Work with local colleges and universities. It was only a handful of years ago when information security was a field of self-taught technologists: people who liked to take things apart and reassemble them into something new, or use technologies in novel ways that the creator may not have anticipated. While this hardy breed of hacker still exists, more are being educated in the field of cybersecurity in universities. In recent years, more universities have initiated cybersecurity programs. Work with these schools to provide input into the curriculum (these schools don’t always know what private industry needs) and see if partnerships can be created to provide some students with practical work experience.


Make it clear that data security is part of everyone’s job. While this won’t solve any security talent shortages directly, it will go a long way to helping secure your digital assets and infrastructure, as well as stretch the value of the security pros you do have in place.
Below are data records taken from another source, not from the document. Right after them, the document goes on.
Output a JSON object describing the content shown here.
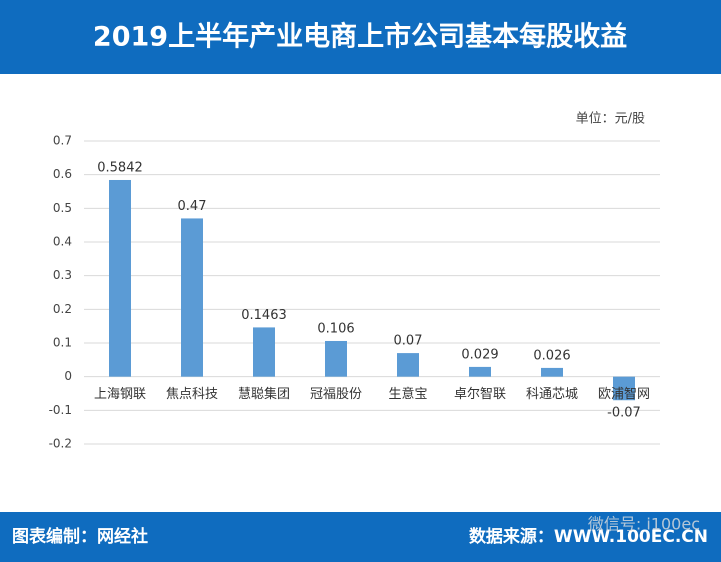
{
  "chart_data": {
    "type": "bar",
    "title": "2019上半年产业电商上市公司基本每股收益",
    "unit_label": "单位：元/股",
    "footer_left": "图表编制：网经社",
    "footer_right": "数据来源：WWW.100EC.CN",
    "watermark": "微信号: i100ec",
    "categories": [
      "上海钢联",
      "焦点科技",
      "慧聪集团",
      "冠福股份",
      "生意宝",
      "卓尔智联",
      "科通芯城",
      "欧浦智网"
    ],
    "values": [
      0.5842,
      0.47,
      0.1463,
      0.106,
      0.07,
      0.029,
      0.026,
      -0.07
    ],
    "color": "#5b9bd5",
    "ylim": [
      -0.2,
      0.7
    ],
    "yticks": [
      -0.2,
      -0.1,
      0,
      0.1,
      0.2,
      0.3,
      0.4,
      0.5,
      0.6,
      0.7
    ],
    "grid": true
  }
}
This effort would include broad cybersecurity awareness training for most every employee, security-specific training for IT operations teams, and secure coding training for developers.


Create a place they want to work. If you want to avoid cybersecurity brain drain, create a place where security professionals want to work. Provide adequate training and ensure that security is involved in the development processes and that the security team has the support of senior management, including the board of directors, if applicable.


Because the best way to ensure your organization isn’t stuck shopping on the open market for security talent, do whatever you can to keep those you have already in-house.